One crisis at a time
You know I’m a glass-half-full type of a girl? That I always try to see the best in things? I try my best to smile through Dubai’s red tape, and through the incompetence of too many customer service reps, but there are still some weeks that can be quite a challenge to the perma-grin.
As if it’s not enough just trying to shop and cook for the family, to pick up the kids and get them to the right places at the right time in the right outfits, Dubai seems to specialise in throwing glittery curve-balls just when you least expect them.
Here are some from the last week or two:
- · Trying to get an Emirates ID card for DD, who was registered with the authorities as per the law in 2009, back when children didn’t need ID cards. That they’ve since changed the law and she’s fallen through the gap means we got an AED 1,000 fine. Deep breath, Mrs D, deep breath.
- · Buying tickets to see the Charlie & the Chocolate Factory stage show in London. You’d think it would be simple but the system didn’t like my Dubai card, then changed its mind, accidentally double-charging me. Calls both to the bank and to the theatre booking company resulted in… big fat denial. Breath in, Mrs D, breath out.

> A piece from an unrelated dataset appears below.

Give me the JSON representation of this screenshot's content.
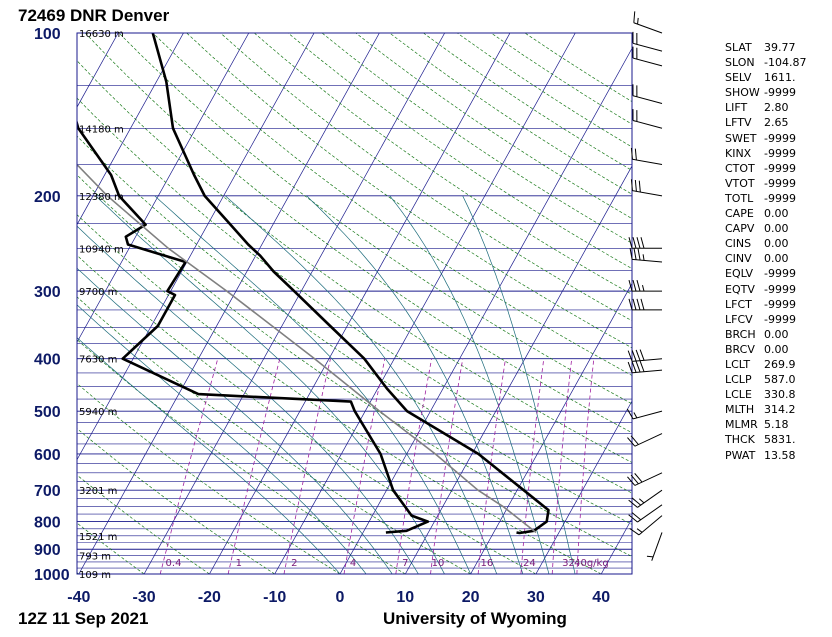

- · Gerlie alerts me to a broken water pipe by the outdoor water tank. Water’s gushing like Niagara Falls; call Noah, there’s a flood. I have to switch off the mains supply. It’s Thursday. Thanks to my hearty recommendations, the plumber’s now so successful he can’t fix it till the following Tuesday. ‘And I’m sorry to tell you, the only water you’ll have is what’s in your tank.’ I’m no expert but even I know it’s not going to last till the end of the day, let alone till Tuesday. ‘What will you do?’ asks the plumber, sounding mildly concerned. Umm, deep breathe, turn off the irrigation, switch off the washing machine… and strike you off my list…?

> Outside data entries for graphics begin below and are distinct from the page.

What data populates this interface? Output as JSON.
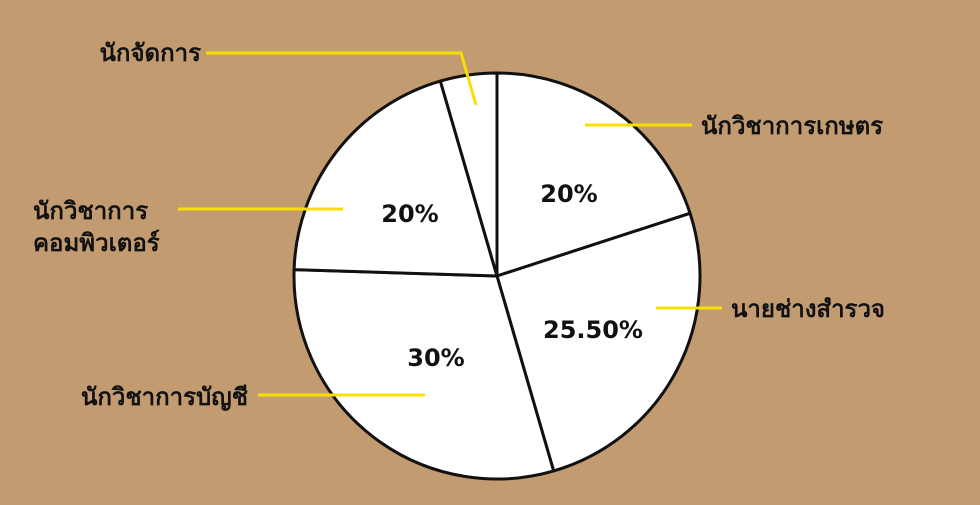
{
  "chart_data": {
    "type": "pie",
    "slices": [
      {
        "name": "นักวิชาการเกษตร",
        "value": 20,
        "label": "20%"
      },
      {
        "name": "นายช่างสำรวจ",
        "value": 25.5,
        "label": "25.50%"
      },
      {
        "name": "นักวิชาการบัญชี",
        "value": 30,
        "label": "30%"
      },
      {
        "name": "นักวิชาการคอมพิวเตอร์",
        "value": 20,
        "label": "20%"
      },
      {
        "name": "นักจัดการ",
        "value": 4.5,
        "label": ""
      }
    ],
    "category_labels": {
      "agri": "นักวิชาการเกษตร",
      "survey": "นายช่างสำรวจ",
      "accounting": "นักวิชาการบัญชี",
      "computer_line1": "นักวิชาการ",
      "computer_line2": "คอมพิวเตอร์",
      "manager": "นักจัดการ"
    },
    "colors": {
      "background": "#c39b70",
      "slice_fill": "#ffffff",
      "slice_stroke": "#111111",
      "leader_line": "#f7e000"
    }
  }
}
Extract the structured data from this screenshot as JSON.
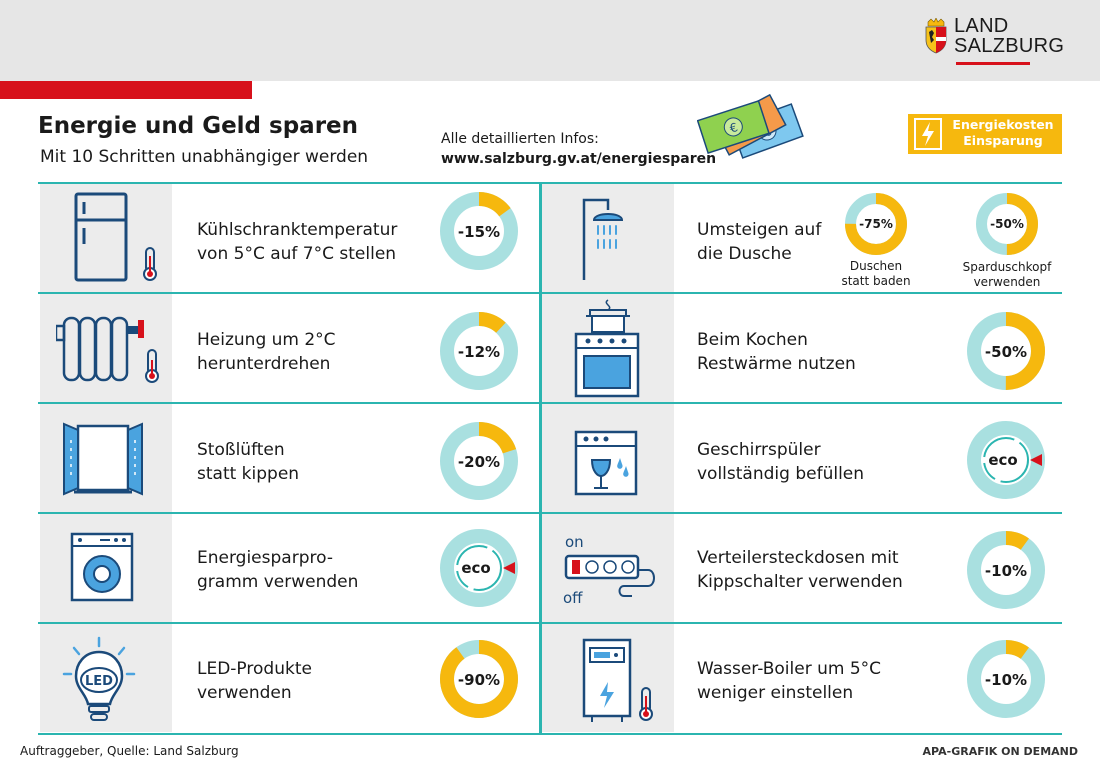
{
  "header": {
    "logo_line1": "LAND",
    "logo_line2": "SALZBURG",
    "title": "Energie und Geld sparen",
    "subtitle": "Mit 10 Schritten unabhängiger werden",
    "info_label": "Alle detaillierten Infos:",
    "info_url": "www.salzburg.gv.at/energiesparen",
    "legend_line1": "Energiekosten",
    "legend_line2": "Einsparung"
  },
  "colors": {
    "accent": "#f6b80e",
    "ring_bg": "#a9e0e0",
    "teal": "#2bb5b0",
    "icon": "#1b4a7a",
    "red": "#d7111b"
  },
  "tips": [
    {
      "icon": "fridge-thermometer-icon",
      "line1": "Kühlschranktemperatur",
      "line2": "von 5°C auf 7°C stellen",
      "saving": "-15%",
      "fraction": 0.15
    },
    {
      "icon": "radiator-thermometer-icon",
      "line1": "Heizung um 2°C",
      "line2": "herunterdrehen",
      "saving": "-12%",
      "fraction": 0.12
    },
    {
      "icon": "open-window-icon",
      "line1": "Stoßlüften",
      "line2": "statt kippen",
      "saving": "-20%",
      "fraction": 0.2
    },
    {
      "icon": "washing-machine-icon",
      "line1": "Energiesparpro-",
      "line2": "gramm verwenden",
      "saving": "eco"
    },
    {
      "icon": "led-bulb-icon",
      "line1": "LED-Produkte",
      "line2": "verwenden",
      "saving": "-90%",
      "fraction": 0.9
    },
    {
      "icon": "shower-icon",
      "line1": "Umsteigen auf",
      "line2": "die Dusche",
      "sub": [
        {
          "saving": "-75%",
          "fraction": 0.75,
          "cap1": "Duschen",
          "cap2": "statt baden"
        },
        {
          "saving": "-50%",
          "fraction": 0.5,
          "cap1": "Sparduschkopf",
          "cap2": "verwenden"
        }
      ]
    },
    {
      "icon": "stove-pot-icon",
      "line1": "Beim Kochen",
      "line2": "Restwärme nutzen",
      "saving": "-50%",
      "fraction": 0.5
    },
    {
      "icon": "dishwasher-icon",
      "line1": "Geschirrspüler",
      "line2": "vollständig befüllen",
      "saving": "eco"
    },
    {
      "icon": "power-strip-icon",
      "line1": "Verteilersteckdosen mit",
      "line2": "Kippschalter verwenden",
      "saving": "-10%",
      "fraction": 0.1,
      "on_label": "on",
      "off_label": "off"
    },
    {
      "icon": "water-boiler-icon",
      "line1": "Wasser-Boiler um 5°C",
      "line2": "weniger einstellen",
      "saving": "-10%",
      "fraction": 0.1
    }
  ],
  "footer": {
    "source": "Auftraggeber, Quelle: Land Salzburg",
    "credit": "APA-GRAFIK ON DEMAND"
  }
}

- · Notice I’ve got slightly low air in the car tyres. Go to petrol station and try to fill them only to discover there’s a hole in the pump hose and I’m actually removing air from the first tyre, not filling it. Deep breathe, drive (slowly) on 12-lane highway to next petrol station with 20psi in the tyre. Squidge.
- · Host a play date: the mum turns up two hours late, well after DS’s bedtime. Hey, it’s Dubai, what’s two hours between friends? Deep-breathe, Mrs D, deep-breathe.
DH comes home Thursday night: the car tyres are pumped, the water pipe’s fixed, the children are fed, homework done, they’re in bed, the ID card’s applied for, the fine’s paid (but the theatre booking company still has double our money), the dinner’s ready. Heck, I even have makeup on.
‘Hi darling,’ he says, giving me a kiss. ‘Did you manage to get the TV fixed today?’